Nicht alltäglichen Service leistet der zweitjüngste Hahn-Spross auch in Sachen Smart Repair. Während günstige Lackreparaturen viele bieten, führen die Pforzheimer auch eine zeitwertgerechte Instandsetzung für Alufelgen aus. Als qualifizierter Cartec-Stützpunkt setzen sie Bordsteinschäden an Rädern deutlich günstiger instand, als eine neue Felge kosten würde. Davon profitieren Autohaus wie Kunde gleichermaßen.

Der Trainer schießt kein Tor

Apropos Kunde: Dass man die von morgen eigentlich gar nicht früh genug ans Unternehmen binden kann, zeigen die fleißigen Schwaben eindrucksvoll: Bereits im zarten Kindergartenalter lädt das Unternehmen Jungen und Mädchen zum Kennenlernen in die Betriebe ein. Auch ein spezieller Girls Day sowie diverse Kooperationen mit Schulen helfen, den Betrieb als künftigen Arbeitgeber zu präsentieren. Dazu zählen selbstverständlich auch potenzielle Mitarbeiter von morgen. „Der Arbeitsmarkt in unserer Region ist quasi leergefegt“, stellt Servicechef Gnielinski ernüchtert fest. Was bleibt, ist selbst auszubilden, selbst auszubilden, selbst…. Und genau das tut Hahn auch.

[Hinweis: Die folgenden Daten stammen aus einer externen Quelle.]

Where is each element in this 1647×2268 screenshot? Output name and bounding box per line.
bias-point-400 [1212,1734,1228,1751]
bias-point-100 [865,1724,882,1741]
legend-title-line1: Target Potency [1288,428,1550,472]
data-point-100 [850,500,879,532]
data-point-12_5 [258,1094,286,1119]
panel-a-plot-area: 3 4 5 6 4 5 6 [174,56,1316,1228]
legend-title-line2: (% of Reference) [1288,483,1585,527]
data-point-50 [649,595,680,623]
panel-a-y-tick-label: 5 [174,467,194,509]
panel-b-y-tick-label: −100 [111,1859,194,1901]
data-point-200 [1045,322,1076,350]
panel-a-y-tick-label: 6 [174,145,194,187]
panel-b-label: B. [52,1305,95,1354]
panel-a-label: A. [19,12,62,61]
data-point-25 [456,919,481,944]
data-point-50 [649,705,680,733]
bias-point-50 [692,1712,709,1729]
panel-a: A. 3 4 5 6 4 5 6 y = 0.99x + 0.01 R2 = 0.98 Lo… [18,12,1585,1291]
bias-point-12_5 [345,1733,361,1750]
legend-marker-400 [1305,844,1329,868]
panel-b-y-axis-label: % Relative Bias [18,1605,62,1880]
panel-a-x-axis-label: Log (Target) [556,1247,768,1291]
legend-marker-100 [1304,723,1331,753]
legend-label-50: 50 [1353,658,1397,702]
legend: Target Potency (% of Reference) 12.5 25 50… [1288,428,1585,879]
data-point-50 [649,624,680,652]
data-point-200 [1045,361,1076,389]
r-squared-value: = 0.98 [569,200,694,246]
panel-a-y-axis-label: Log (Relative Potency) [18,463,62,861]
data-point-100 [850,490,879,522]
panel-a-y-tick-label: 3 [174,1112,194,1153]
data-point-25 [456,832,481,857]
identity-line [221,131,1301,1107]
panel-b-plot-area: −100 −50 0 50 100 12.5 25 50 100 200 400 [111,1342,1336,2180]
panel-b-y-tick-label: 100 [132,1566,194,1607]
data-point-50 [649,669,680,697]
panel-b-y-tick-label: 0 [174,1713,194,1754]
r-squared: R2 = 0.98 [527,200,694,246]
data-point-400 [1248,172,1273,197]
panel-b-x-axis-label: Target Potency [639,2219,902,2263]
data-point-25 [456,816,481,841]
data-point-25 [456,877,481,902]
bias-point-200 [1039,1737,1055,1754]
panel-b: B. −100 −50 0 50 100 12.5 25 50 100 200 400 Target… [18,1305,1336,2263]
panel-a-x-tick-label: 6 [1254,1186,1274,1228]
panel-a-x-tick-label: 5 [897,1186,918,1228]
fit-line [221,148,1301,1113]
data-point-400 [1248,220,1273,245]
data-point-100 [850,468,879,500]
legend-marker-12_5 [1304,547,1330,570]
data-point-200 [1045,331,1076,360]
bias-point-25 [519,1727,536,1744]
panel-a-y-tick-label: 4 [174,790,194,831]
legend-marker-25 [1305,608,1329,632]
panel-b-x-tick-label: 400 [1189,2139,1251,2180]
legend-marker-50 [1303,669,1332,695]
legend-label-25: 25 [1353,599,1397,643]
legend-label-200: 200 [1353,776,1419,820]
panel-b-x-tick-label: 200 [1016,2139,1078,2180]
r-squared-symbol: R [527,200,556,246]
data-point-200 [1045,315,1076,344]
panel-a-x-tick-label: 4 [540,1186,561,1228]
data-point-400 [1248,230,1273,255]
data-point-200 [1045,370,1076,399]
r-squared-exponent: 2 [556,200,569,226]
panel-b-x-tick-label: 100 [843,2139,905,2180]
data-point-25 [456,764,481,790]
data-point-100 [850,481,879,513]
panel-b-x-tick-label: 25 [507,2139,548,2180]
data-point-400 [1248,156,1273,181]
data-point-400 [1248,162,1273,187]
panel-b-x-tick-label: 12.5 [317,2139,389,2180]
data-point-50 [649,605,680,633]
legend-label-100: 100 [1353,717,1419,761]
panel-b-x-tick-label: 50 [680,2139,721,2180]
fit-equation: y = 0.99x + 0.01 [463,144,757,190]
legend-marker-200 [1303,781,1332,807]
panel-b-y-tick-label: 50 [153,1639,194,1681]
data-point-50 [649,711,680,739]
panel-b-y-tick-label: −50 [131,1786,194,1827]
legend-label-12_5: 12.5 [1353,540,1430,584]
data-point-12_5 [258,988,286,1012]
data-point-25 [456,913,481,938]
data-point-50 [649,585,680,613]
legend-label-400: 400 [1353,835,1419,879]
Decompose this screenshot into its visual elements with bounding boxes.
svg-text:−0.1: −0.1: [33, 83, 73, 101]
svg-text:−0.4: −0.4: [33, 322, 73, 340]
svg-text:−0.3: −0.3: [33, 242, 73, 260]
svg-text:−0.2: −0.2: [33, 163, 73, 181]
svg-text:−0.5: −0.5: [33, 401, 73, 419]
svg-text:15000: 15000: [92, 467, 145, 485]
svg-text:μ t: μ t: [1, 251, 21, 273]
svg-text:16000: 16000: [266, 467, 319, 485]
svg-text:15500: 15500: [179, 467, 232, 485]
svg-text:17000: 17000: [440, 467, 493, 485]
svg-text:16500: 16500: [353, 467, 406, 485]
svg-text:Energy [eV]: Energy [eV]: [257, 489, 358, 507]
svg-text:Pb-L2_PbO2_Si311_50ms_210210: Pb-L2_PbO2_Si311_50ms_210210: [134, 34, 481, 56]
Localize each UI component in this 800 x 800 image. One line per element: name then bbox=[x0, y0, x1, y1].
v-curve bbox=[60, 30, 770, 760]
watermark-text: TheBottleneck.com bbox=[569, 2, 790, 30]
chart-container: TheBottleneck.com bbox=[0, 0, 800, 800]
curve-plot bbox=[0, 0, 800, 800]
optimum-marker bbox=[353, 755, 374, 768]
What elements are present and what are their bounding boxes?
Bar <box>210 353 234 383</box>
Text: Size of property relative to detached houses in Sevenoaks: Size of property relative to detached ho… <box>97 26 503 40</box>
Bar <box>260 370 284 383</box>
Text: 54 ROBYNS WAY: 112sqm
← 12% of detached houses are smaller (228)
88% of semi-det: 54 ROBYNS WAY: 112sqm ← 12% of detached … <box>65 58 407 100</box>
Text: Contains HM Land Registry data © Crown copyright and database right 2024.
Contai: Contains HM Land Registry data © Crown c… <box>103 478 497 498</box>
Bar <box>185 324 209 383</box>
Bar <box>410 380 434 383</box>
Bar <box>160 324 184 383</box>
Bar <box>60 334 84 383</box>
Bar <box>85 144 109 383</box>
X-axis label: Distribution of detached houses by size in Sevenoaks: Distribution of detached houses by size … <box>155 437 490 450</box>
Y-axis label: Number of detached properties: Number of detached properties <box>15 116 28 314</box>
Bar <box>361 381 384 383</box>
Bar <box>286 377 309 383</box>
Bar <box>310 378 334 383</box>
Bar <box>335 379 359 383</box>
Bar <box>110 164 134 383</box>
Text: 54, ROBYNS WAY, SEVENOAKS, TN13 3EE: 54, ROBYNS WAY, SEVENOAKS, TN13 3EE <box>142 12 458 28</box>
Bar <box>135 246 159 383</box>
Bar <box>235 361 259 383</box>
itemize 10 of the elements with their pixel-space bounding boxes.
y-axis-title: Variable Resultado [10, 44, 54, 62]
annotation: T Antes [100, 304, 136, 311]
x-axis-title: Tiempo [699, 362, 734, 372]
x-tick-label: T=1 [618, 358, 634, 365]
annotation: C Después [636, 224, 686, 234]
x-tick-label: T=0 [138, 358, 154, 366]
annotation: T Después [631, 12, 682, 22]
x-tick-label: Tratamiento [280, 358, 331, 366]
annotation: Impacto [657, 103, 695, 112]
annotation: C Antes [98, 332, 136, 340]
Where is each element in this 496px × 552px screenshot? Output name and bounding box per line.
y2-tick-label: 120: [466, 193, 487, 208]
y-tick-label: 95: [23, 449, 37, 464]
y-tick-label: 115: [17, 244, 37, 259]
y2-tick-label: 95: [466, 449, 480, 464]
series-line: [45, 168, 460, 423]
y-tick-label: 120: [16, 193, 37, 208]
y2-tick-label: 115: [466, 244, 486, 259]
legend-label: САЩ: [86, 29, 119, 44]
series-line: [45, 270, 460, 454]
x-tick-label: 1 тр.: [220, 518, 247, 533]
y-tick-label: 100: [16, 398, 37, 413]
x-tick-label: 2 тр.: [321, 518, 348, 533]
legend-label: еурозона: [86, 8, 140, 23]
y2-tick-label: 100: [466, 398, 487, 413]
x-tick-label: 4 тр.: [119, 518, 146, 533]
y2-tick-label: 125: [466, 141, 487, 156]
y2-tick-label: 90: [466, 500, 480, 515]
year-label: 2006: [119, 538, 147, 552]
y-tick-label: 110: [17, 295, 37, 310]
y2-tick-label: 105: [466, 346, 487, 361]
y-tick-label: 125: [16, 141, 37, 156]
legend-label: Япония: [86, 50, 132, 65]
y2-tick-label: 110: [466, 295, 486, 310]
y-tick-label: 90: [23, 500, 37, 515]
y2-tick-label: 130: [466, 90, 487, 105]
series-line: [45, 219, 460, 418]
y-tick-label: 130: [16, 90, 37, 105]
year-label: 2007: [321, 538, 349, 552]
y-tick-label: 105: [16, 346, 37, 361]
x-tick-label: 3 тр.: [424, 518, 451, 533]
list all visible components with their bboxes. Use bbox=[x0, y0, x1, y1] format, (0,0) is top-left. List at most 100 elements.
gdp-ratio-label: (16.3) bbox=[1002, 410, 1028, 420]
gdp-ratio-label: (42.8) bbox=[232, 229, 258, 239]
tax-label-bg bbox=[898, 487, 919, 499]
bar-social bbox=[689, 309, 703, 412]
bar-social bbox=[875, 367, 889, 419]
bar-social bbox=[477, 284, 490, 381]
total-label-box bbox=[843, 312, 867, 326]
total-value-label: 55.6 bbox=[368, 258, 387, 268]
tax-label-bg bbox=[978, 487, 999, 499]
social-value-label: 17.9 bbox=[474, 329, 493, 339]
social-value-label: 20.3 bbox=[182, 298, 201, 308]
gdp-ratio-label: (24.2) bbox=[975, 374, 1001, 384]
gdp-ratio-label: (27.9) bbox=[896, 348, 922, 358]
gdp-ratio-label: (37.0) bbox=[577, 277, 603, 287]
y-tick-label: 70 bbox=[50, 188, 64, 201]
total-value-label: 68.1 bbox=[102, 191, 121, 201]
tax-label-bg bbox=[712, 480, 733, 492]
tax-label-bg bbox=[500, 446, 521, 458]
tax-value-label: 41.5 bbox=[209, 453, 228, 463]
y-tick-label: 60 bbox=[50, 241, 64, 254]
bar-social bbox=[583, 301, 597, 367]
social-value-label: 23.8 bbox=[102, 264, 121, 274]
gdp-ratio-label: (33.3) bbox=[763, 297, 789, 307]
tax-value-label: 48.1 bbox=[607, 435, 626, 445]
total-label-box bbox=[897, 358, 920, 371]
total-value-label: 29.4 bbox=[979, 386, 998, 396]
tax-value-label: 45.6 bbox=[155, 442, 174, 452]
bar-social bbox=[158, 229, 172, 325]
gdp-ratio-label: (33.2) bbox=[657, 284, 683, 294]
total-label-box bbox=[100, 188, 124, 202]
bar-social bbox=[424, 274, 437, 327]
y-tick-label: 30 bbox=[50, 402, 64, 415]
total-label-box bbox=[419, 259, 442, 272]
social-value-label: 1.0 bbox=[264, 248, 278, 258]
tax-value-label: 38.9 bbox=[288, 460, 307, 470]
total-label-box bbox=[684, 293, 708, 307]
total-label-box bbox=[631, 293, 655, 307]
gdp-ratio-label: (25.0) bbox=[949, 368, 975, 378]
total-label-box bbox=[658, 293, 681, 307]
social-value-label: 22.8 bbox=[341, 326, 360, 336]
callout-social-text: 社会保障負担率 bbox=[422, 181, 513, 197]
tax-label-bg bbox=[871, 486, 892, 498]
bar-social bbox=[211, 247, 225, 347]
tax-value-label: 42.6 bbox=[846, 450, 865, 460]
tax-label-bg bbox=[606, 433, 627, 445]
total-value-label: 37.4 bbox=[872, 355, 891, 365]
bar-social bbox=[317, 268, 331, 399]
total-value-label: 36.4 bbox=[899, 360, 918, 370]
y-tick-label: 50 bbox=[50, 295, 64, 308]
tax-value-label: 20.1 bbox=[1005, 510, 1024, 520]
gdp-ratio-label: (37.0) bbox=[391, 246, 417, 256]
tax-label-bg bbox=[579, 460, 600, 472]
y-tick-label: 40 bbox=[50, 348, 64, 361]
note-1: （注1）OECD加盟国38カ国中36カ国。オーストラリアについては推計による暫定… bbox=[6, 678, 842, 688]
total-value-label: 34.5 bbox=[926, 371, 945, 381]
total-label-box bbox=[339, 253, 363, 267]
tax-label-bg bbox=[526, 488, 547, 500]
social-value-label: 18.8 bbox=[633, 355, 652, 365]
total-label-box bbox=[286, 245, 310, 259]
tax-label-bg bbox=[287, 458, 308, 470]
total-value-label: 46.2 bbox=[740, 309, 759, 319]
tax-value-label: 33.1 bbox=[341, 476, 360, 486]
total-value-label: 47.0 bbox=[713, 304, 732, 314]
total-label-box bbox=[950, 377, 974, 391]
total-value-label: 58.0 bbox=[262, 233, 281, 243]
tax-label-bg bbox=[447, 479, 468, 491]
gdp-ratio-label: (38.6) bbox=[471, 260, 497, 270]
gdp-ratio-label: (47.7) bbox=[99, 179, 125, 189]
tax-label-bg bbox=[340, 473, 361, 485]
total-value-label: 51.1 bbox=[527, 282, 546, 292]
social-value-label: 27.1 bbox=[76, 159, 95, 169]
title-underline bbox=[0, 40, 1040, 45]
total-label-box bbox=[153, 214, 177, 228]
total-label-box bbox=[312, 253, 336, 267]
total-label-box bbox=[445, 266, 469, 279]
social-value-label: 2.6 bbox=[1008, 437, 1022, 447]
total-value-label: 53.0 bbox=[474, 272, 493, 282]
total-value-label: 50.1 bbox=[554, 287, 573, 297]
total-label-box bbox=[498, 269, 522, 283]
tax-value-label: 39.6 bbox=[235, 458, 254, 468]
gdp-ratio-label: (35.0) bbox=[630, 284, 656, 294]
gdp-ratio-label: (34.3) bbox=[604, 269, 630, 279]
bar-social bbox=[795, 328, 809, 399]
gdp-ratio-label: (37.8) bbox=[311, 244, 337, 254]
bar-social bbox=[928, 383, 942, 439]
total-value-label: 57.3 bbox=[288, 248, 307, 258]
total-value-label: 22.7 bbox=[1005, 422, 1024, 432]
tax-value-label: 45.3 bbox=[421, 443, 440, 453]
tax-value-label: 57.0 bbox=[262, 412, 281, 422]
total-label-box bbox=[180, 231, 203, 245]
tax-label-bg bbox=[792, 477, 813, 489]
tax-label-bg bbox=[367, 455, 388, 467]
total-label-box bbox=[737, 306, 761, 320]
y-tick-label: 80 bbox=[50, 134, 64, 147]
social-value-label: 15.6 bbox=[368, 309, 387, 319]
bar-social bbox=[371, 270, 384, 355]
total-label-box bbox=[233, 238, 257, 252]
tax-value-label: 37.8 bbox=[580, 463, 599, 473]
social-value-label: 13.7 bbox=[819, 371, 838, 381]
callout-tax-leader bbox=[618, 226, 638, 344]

Dass bekanntlich nicht der Trainer, sondern die Spieler beim Fußball die Tore schießen, wissen auch die Verantwortlichen am Pforzheimer Standort, allen voran Serviceleiter Gomez. Entsprechend versucht er, den vielzitierten Teamgedanken mit Leben zu befüllen. So trifft sich die Mannschaft unter anderem regelmäßig zum teutonischen Grillen. Und ab und an holt der Spanier die riesengroße Paella-Pfanne raus und kocht für alle. „Wir haben zudem ein eigenes Fußballteam. Mit dem treten wird nicht nur beim hauseigenen Hahn-Cup an, sondern veranstalten regelmäßig Spiele gegen Mannschaften, die beispielsweise von Großkunden gestellt werden. So kommt man mit diesen auf einer völlig anderen Ebene in Kontakt“, resümiert Gomez zufrieden den Sportsgeist seines Teams.